THIRUVANANTHAPURAM: With a heavy heart, selling their drama company, a result of ten years of hard work, Shibu C and Bindhu Shibu were left with a suitcase of clothes and Rs 20,000. Shibu, who was the producer of the drama company and Bindhu, one of its artists, had fallen in love and got married after ‘Agraganyan’, their first drama. Having not much co-operation from both their families, the situation made them wonder ‘what next’. That is when they thought of risking their little money to buy cows.

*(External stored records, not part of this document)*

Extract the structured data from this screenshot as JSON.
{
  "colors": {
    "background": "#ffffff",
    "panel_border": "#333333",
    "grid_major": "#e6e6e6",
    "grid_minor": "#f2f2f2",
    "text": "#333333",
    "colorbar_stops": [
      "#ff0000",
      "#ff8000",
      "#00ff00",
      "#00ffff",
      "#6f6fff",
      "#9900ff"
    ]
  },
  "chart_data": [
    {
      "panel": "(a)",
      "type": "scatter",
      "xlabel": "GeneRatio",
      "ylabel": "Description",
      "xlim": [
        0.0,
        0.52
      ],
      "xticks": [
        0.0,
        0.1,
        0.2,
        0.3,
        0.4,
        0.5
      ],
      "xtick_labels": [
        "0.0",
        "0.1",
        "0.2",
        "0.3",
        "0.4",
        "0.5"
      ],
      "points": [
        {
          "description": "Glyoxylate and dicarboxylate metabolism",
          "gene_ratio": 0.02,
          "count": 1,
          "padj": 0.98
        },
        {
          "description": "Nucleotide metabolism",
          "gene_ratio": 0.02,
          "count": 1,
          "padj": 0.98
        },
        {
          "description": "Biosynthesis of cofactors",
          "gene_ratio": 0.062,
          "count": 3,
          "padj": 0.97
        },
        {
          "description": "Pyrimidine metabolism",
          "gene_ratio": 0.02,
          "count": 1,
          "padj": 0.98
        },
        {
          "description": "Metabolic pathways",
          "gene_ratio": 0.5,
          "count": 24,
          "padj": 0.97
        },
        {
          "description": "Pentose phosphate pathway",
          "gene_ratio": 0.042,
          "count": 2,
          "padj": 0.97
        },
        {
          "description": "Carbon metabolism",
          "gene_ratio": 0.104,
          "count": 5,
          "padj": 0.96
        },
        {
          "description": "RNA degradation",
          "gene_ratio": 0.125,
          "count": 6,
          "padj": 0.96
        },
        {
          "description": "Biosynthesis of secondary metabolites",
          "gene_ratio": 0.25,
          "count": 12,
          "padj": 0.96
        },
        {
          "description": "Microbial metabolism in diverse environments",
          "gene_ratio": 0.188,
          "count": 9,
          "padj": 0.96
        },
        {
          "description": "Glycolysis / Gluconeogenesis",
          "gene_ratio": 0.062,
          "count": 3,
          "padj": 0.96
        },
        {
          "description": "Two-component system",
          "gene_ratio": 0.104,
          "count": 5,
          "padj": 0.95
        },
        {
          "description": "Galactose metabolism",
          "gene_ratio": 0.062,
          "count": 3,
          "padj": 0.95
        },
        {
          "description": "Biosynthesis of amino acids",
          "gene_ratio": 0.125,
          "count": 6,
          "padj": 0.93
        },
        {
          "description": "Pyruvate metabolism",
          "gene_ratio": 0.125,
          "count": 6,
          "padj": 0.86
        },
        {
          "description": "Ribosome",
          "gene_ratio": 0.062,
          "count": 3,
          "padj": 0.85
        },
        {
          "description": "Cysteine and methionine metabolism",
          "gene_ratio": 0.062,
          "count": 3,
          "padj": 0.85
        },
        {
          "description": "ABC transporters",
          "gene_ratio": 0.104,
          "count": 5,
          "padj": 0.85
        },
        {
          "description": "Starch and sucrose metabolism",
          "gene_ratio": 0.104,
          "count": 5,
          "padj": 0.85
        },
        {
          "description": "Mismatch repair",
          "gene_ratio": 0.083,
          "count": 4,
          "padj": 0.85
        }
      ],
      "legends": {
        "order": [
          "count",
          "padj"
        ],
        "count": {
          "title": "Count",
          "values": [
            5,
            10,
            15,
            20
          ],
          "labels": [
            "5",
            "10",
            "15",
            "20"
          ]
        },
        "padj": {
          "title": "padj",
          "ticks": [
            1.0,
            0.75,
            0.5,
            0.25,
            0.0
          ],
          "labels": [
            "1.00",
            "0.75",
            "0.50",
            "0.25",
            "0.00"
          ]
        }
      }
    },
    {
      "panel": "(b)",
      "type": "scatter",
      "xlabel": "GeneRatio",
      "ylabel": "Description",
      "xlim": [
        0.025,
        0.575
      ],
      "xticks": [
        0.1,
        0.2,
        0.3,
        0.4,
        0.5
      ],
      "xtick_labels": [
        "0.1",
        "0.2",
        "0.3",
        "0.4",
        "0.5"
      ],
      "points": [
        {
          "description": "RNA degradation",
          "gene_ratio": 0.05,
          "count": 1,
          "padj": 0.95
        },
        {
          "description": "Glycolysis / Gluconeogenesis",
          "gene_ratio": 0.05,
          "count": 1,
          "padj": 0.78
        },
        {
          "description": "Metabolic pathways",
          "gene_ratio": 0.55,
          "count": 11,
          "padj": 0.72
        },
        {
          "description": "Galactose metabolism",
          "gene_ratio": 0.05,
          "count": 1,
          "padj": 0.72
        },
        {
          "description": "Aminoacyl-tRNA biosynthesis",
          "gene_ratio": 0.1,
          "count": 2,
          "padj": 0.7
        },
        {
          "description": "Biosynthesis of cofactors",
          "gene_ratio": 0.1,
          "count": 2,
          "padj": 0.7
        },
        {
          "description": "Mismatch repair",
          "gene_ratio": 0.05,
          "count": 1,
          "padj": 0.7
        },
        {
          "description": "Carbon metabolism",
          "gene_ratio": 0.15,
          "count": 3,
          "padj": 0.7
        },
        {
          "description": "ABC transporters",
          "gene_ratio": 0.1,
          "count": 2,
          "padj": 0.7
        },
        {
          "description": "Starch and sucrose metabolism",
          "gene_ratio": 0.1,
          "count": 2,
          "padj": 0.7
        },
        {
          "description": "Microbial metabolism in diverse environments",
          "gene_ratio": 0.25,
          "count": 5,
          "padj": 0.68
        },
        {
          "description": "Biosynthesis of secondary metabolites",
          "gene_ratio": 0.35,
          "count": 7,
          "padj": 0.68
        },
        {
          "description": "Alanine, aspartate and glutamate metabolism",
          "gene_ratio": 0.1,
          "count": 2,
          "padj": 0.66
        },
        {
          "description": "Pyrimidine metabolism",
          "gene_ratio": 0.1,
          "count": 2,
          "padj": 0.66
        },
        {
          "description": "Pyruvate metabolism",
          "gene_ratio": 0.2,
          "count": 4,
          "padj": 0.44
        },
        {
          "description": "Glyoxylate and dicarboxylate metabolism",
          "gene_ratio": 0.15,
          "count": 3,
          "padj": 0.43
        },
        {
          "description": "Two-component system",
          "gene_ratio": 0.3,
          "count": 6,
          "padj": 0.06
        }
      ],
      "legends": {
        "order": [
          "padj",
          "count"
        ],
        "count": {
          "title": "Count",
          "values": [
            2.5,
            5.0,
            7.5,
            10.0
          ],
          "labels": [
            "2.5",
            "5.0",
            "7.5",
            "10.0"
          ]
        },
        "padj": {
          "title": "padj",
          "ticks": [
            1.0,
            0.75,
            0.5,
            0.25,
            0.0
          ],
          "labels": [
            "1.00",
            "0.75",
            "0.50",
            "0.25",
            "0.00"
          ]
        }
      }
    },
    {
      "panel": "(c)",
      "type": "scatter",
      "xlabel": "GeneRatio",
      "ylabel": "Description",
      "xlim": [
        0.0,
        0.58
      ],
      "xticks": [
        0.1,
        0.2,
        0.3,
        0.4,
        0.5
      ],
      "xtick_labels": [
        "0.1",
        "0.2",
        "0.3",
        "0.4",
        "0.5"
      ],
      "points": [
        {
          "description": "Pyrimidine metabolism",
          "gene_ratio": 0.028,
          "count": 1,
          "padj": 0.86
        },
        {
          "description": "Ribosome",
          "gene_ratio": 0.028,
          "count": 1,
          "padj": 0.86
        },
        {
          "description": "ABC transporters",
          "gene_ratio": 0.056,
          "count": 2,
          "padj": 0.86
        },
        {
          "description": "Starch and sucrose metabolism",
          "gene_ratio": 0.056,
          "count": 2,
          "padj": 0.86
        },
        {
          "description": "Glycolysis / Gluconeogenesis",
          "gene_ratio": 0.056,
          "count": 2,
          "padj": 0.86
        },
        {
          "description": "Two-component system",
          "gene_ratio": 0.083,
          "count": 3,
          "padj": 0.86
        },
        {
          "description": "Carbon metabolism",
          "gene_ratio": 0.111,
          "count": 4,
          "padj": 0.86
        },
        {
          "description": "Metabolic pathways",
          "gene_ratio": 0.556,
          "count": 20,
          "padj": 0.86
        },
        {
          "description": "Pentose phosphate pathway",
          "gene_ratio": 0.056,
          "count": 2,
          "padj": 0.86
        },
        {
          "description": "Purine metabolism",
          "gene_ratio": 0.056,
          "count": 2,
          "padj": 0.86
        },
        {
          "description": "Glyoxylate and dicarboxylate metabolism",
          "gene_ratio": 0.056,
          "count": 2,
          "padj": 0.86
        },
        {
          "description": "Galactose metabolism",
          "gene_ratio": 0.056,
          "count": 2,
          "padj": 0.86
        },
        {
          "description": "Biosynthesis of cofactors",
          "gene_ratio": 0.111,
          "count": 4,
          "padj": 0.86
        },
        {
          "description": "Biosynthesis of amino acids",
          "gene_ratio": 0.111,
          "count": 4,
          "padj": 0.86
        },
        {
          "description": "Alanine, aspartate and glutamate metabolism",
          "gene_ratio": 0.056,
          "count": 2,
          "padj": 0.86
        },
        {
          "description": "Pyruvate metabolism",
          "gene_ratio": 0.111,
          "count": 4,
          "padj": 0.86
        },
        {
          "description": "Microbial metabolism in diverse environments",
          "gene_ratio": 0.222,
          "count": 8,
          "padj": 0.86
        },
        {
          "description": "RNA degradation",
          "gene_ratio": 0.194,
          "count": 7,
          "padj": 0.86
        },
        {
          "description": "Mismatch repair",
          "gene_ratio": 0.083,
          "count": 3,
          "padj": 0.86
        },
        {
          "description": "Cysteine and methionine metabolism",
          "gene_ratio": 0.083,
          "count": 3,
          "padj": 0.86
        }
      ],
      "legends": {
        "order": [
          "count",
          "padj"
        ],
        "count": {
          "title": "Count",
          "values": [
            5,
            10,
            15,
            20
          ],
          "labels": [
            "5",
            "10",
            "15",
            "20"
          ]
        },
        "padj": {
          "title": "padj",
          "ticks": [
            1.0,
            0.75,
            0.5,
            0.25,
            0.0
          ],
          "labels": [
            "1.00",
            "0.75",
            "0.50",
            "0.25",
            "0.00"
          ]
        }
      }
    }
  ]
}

 To begin with, they had two cows, ‘Paaru’ and ‘Vellachi’, to meet their daily expenses. Two became ten and then it became impossible for them to accommodate all within the limited space of their rented house. Very soon, with the meagre savings, they purchased 75 cents of lush green field at Panachamoodu. Now, after eleven years, they have become the owners of Divya farm, a dairy farm having 146 cows, including 30 calves, of which ‘Sundari’, the biggest of the lot who bagged the‘Best Cow’ in Kazhakkoottam block, is their pet.

 You can see different breeds of cows like the Holstein-Friesian, Brown Jersey and Sindhi at the farm. “Ninety per cent of the breeds in our farm are Holstein-Friesian. Milking all of them fetches  us around 750 litres of milk per day,” says Shibu. They supply milk to hotels, Milma societies, for 200 families and also 350 litres of milk to the Meriiboy ice-cream factory, charging  Rs 30 per litre.

 Their day starts at 3.30 am with the cleaning of the cows and feeding. The couple do the milking by themselves as they are totally against the use of milking machines. “Using these machines, we tend to ignore the quality of milk and also the presence of some infection found in the animal,” says Bindhu. By around 4.30 am, their five-year-old daughter Divya gets up to help her parents.

“She is the one who attends people standing in queue for getting their share of milk,” said Bindhu. Milking gets over by 8 am, after which the couple set out to the fields to pluck grass for the cows. By noon, the cows are again given a bath and the second turn of milking begins with soft music played in the background.

 “Music is a good way to entertain the cows and also to distract them while milking,” says Bindhu.

 Trying to extend the farm, the couple are now building another shed with a space able to accommodate more than 65 cows which they are going to purchase within the next few days.

 This couple, for their back-breaking work, have received the State Dairy Farmers’ Award and several other awards.